The developer, simply named 270-272 Newark Avenue LLC, is a subsidiary of the KABR Group. They won approvals from the city’s planning board in February, but the eventual construction of the new ground-up project required tearing down a three-story brick property that was most recently home to the Golden Grille restaurant and stood at the site for almost 150 years.
That demolition started in late May and followers of our Instagram account had some strong opinions about whether tearing down the historical building was necessary. The property itself is surrounded by the Harsimus Cove, Van Vorst Park, and Paulus Hook Historic Districts but does not fall within any of them and is zoned for NC – Neighborhood Commercial.

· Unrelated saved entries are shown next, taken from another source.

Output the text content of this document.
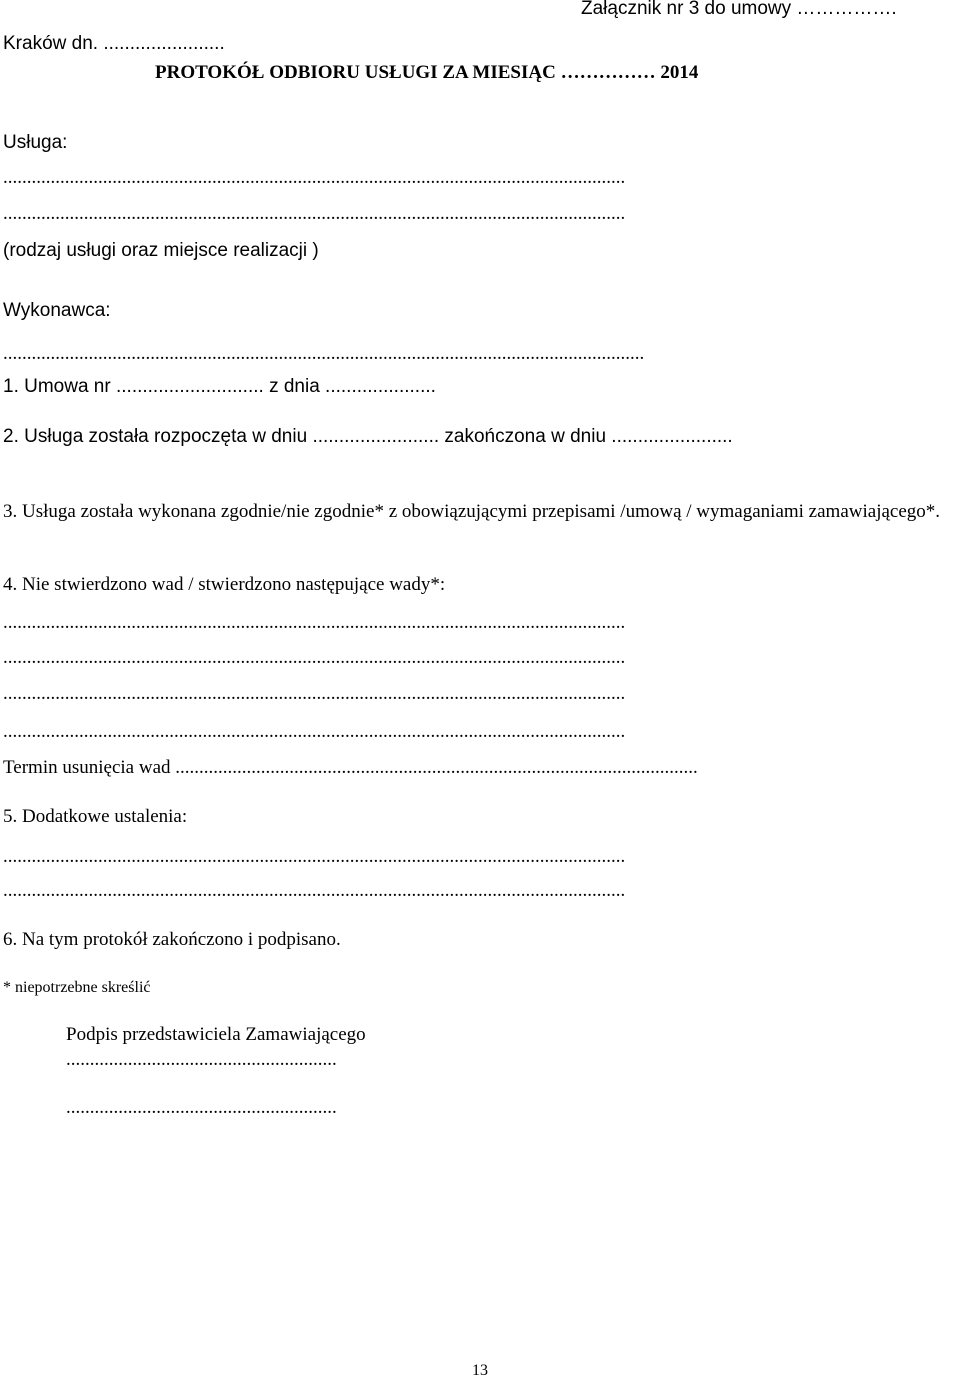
Załącznik nr 3 do umowy …………….

Kraków dn. .......................

PROTOKÓŁ ODBIORU USŁUGI ZA MIESIĄC …………… 2014

Usługa:

...................................................................................................................................

...................................................................................................................................

(rodzaj usługi oraz miejsce realizacji )

Wykonawca:

.......................................................................................................................................

1. Umowa nr ............................ z dnia .....................

2. Usługa została rozpoczęta w dniu ........................ zakończona w dniu .......................

3. Usługa została wykonana zgodnie/nie zgodnie* z obowiązującymi przepisami /umową / wymaganiami zamawiającego*.

4. Nie stwierdzono wad / stwierdzono następujące wady*:

...................................................................................................................................

...................................................................................................................................

...................................................................................................................................

...................................................................................................................................

Termin usunięcia wad ..............................................................................................................

5. Dodatkowe ustalenia:

...................................................................................................................................

...................................................................................................................................

6. Na tym protokół zakończono i podpisano.

* niepotrzebne skreślić

Podpis przedstawiciela Zamawiającego

.........................................................

.........................................................

13
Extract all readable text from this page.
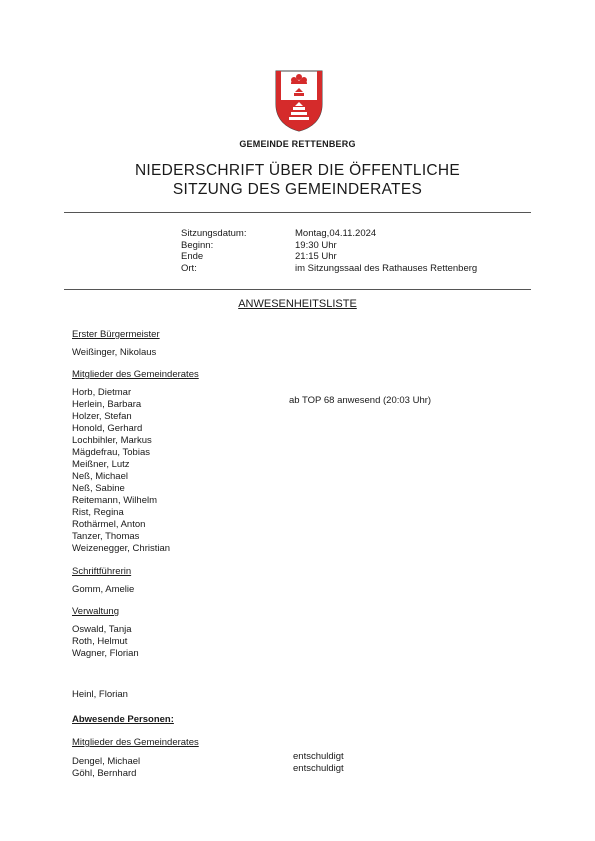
GEMEINDE RETTENBERG
NIEDERSCHRIFT ÜBER DIE ÖFFENTLICHE
SITZUNG DES GEMEINDERATES
Sitzungsdatum:
Beginn:
Ende
Ort:
Montag,04.11.2024
19:30 Uhr
21:15 Uhr
im Sitzungssaal des Rathauses Rettenberg
ANWESENHEITSLISTE
Erster Bürgermeister
Weißinger, Nikolaus
Mitglieder des Gemeinderates
Horb, Dietmar
Herlein, Barbara
Holzer, Stefan
Honold, Gerhard
Lochbihler, Markus
Mägdefrau, Tobias
Meißner, Lutz
Neß, Michael
Neß, Sabine
Reitemann, Wilhelm
Rist, Regina
Rothärmel, Anton
Tanzer, Thomas
Weizenegger, Christian
ab TOP 68 anwesend (20:03 Uhr)
Schriftführerin
Gomm, Amelie
Verwaltung
Oswald, Tanja
Roth, Helmut
Wagner, Florian
Heinl, Florian
Abwesende Personen:
Mitglieder des Gemeinderates
Dengel, Michael
Göhl, Bernhard
entschuldigt
entschuldigt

Earlier this month, a for sale sign popped up at the property and the owners have officially listed the land for $2.99 million. KABR Group acquired the premises at the end of 2015 for $1.93 million, so obtaining the approvals and getting their desired sale price could turn them a nice profit.
But in the meantime, residents have lost a historical structure and must look at a fenced-off vacant lot in the short term. That reality comes just a few short months after Mayor Steve Fulop issued an executive order placing a six-month freeze on accepting demolition permit applications, which led to a lawsuit from several developers. Both those points became moot in May when the city council adopted new rules on tearing down buildings that now require all property owners submit to a historic preservation review when seeking a demolition permit.
KABR, which lists the project in their portfolio on their website, has not responded to a request for comment as to their immediate plans for 270 Newark Avenue.